Background: A homocysteine (Hcy) metabolite, thioester Hcy-thiolactone, whose reaction with protein lysine residues affords N-homocysteinylated proteins, has been implicated in cardiovascular disease. Proteolytic turnover of N-homocysteinylated proteins generates the isopeptide Nɛ-homocysteinyl-lysine (N-Hcy-Lys).
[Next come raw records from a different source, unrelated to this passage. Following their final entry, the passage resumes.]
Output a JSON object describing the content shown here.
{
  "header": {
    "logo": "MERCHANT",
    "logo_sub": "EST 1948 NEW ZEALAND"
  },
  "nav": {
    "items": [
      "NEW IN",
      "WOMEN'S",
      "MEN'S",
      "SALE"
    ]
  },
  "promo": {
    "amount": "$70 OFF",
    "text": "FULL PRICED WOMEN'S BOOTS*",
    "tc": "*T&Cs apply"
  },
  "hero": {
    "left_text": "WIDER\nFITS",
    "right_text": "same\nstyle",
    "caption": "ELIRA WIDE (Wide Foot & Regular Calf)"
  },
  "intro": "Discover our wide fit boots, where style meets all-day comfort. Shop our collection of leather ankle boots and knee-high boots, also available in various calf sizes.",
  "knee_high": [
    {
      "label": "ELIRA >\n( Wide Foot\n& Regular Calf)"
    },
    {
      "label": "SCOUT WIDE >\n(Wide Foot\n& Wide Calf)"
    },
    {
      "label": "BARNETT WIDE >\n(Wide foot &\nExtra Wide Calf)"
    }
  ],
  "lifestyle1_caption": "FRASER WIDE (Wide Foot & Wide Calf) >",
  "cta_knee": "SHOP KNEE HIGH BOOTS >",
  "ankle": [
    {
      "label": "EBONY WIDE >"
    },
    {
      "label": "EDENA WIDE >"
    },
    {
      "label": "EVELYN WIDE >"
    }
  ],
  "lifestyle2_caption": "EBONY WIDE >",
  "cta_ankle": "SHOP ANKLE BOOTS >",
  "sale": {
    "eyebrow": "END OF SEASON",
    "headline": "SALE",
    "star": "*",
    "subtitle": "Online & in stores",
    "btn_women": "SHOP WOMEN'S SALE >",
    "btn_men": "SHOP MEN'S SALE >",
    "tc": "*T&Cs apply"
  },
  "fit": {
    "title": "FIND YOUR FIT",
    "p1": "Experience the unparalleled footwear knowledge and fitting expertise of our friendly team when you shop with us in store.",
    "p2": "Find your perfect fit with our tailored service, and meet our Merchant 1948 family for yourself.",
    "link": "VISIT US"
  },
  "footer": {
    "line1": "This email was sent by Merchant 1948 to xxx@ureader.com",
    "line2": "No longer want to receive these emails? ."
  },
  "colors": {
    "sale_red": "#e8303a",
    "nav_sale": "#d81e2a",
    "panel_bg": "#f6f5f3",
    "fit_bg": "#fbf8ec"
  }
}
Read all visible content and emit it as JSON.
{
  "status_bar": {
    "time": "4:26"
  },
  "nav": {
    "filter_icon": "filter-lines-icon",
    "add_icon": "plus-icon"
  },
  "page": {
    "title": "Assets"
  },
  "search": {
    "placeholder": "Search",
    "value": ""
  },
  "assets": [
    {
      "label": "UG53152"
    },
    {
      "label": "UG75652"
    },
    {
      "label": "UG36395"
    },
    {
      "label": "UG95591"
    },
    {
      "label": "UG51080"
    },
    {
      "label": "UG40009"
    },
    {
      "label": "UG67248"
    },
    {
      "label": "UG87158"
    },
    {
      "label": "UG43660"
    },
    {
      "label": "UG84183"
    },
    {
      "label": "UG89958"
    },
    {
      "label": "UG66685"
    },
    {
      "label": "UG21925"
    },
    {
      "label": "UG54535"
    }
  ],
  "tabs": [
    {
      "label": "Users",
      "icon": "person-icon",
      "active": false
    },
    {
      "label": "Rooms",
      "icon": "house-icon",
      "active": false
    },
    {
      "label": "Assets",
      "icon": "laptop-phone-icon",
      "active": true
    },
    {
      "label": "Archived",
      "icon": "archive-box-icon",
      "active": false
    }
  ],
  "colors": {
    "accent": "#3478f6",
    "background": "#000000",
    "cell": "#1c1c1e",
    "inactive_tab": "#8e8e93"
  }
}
Methods: We determined N-Hcy-Lys in serum and a NO syntase inhibitor asymmetric dimethylarginine (ADMA), as well as symmetric dimethylarginine (SDMA) and glutathione in plasma by high performance liquid chromatography in 52 consecutive patients with acute myocardial infarction (AMI) recruited within the first 12 h following onset of chest pain. Associations of N-Hcy-Lys with markers of thrombin generation, oxidative stress, enhanced inflammation, fibrinolysis, and autoantibodies against homocysteinylated proteins were also analyzed.
Results: N-Hcy-Lys concentrations, detectable in 45 (86.5%) patients (>0.1 μmol/L), were 127.3% higher compared with healthy controls. N-Hcy-Lys correlated with ADMA (r=0.50; p<0.001), SDMA (r=0.43; p<0.01), glutathione (r=0.37; p<0.05), fibrinogen (r=0.39; p<0.01) and plasminogen activator inhibitor-1 (r=0.32; p<0.05), but not with plasma total Hcy, anti-N-Hcy-protein autoantibodies, vitamin B(12), folate, interleukin-6, plasma thrombin-antithrombin (TAT) complexes, prothrombin fragments F1+2 or 8-isoprostaglandin F(2α) a marker of oxidative stress.
Conclusions: N-Hcy-Lys is increased in AMI patients and its formation is linked with the nitric oxide synthase inhibitor ADMA.